Only a single study of worksite-based incentives or competitions when implemented alone was identified, thus there was an insufficient number of studies to draw a conclusion on the evidence on effectiveness. Consequently, this intervention approach remains a potential area for future research. An earlier Community Guide review of community-based smoking cessation contests also found insufficient evidence to support a conclusion on effectiveness. In the community-based intervention studies, evidence was considered insufficient because most studies focused only on contest participants and did not include either a defined study population of eligible tobacco users or a concurrent comparison group. Worksite-based interventions, in contrast to community-based efforts, provide a study population that may be easier to quantify and define, and should provide an opportunity to evaluate participation and impact among eligible tobacco users.

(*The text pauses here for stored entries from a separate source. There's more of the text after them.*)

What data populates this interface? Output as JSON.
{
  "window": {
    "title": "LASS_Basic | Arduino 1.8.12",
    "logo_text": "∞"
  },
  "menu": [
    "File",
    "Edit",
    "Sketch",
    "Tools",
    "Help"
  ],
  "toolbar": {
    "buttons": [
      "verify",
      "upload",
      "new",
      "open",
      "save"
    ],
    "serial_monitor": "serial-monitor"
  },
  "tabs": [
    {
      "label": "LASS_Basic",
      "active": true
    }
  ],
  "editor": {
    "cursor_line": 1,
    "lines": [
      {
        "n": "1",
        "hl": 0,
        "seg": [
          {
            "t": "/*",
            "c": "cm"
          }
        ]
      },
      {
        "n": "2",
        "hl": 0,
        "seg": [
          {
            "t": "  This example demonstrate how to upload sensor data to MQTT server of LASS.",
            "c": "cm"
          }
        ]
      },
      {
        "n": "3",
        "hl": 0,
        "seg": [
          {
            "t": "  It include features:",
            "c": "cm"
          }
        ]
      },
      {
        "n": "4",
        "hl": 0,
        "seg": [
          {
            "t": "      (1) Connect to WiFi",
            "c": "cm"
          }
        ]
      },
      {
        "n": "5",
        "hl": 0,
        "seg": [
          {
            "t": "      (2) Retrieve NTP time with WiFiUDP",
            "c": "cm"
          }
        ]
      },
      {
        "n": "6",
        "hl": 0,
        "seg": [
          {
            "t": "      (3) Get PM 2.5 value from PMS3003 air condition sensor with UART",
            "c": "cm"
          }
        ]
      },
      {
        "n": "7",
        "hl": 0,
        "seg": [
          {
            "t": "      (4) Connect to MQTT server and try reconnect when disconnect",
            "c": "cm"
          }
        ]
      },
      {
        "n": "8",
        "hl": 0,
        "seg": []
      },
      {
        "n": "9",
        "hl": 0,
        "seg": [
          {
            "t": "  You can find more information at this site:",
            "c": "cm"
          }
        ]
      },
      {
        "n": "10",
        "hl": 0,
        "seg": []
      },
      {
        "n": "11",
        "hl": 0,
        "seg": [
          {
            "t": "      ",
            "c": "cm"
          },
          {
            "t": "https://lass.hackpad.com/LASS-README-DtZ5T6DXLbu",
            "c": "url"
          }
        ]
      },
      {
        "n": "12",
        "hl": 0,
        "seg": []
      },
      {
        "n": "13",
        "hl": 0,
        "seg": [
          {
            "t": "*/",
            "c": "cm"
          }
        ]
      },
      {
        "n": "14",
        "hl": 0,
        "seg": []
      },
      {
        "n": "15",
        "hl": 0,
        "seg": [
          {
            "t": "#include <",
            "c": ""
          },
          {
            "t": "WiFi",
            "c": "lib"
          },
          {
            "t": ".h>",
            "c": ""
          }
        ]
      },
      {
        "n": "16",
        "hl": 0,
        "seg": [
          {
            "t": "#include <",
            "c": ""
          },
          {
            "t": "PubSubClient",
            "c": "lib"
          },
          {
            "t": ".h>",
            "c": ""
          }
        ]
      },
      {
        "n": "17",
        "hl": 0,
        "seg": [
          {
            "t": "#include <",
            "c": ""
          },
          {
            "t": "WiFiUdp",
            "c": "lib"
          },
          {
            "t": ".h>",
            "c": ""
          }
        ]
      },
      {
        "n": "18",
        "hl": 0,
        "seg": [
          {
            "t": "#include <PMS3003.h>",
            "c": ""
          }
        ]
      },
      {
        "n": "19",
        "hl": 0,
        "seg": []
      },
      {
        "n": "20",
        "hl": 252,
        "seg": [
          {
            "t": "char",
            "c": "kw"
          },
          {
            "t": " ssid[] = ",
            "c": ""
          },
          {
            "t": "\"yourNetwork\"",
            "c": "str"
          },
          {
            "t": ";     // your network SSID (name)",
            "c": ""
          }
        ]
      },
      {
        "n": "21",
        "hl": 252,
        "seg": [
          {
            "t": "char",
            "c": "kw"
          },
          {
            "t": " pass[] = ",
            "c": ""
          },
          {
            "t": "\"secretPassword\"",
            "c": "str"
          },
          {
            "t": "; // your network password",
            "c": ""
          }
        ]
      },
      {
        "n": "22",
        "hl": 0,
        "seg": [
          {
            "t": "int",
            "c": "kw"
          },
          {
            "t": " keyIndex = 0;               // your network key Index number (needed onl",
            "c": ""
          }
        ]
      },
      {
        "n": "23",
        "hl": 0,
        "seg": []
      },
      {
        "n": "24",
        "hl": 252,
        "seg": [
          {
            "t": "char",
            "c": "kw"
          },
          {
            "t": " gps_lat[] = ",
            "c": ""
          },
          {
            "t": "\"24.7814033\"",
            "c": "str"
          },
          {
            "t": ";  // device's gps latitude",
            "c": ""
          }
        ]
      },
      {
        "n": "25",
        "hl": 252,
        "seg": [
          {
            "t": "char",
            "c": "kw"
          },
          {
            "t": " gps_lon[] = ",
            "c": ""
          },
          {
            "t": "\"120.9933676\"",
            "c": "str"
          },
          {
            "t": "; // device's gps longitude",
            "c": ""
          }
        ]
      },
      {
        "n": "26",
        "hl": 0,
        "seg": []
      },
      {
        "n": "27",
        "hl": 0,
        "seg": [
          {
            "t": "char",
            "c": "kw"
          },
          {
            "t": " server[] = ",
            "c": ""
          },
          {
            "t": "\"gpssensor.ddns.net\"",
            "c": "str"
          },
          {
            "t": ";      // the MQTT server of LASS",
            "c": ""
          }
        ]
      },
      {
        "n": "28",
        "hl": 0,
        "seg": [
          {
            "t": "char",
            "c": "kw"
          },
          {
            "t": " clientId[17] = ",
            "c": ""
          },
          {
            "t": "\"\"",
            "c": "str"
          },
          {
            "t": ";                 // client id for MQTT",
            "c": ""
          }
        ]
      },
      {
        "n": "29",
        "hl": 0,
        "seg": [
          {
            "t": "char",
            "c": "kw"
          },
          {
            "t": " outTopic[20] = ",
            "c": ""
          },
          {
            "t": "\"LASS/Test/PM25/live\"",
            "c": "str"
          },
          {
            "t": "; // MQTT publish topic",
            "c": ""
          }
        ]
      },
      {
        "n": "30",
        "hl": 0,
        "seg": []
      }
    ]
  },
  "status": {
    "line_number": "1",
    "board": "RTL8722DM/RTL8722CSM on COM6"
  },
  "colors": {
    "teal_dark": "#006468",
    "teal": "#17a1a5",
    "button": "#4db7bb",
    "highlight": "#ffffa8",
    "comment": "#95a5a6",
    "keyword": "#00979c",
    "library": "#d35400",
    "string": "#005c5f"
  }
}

In addition, incentives might be offered in ways other than through tobacco cessation contests (such as rewards for setting and achieving personal health goals) and these intervention options remain an area for further research.

Incentives and Competitions When Combined with Additional Interventions

Although the evidence demonstrates that worksite-based smoking cessation interventions, when implemented in combination with incentives and competitions, are effective, the studies evaluated in this review do not provide sufficient evidence to distinguish the independent or synergistic contribution of rewards on participation or tobacco use behavior change. Future studies, for example, could directly compare short and long term cessation rates for tobacco users recruited to a worksite-based group cessation program based on the provision or absence of an incentive or competition.

Only one study specifically included or evaluated access to nicotine replacement therapies as part of a worksite cessation program. Worksite-based interventions to increase access to nicotine replacement therapies (and other effective pharmacotherapies), as part of a combined cessation program, remain an area for further research.

We observed, as also described in other reviews, recurring problems in the measurement and reporting of tobacco use outcomes. Future research needs to address these problems. Analyses that include the entire workforce or an estimate of the proportion of tobacco users from a baseline survey of self-reported smoking status (i.e., those eligible for this intervention) would permit calculations of program participation and estimates of intervention impact (such as a change in workforce tobacco use prevalence or in the total number of current tobacco users). In several studies, follow-up periods were calculated from the initiation of the intervention and not from the end of the intervention (e.g., from the last round of a smoking cessation contest).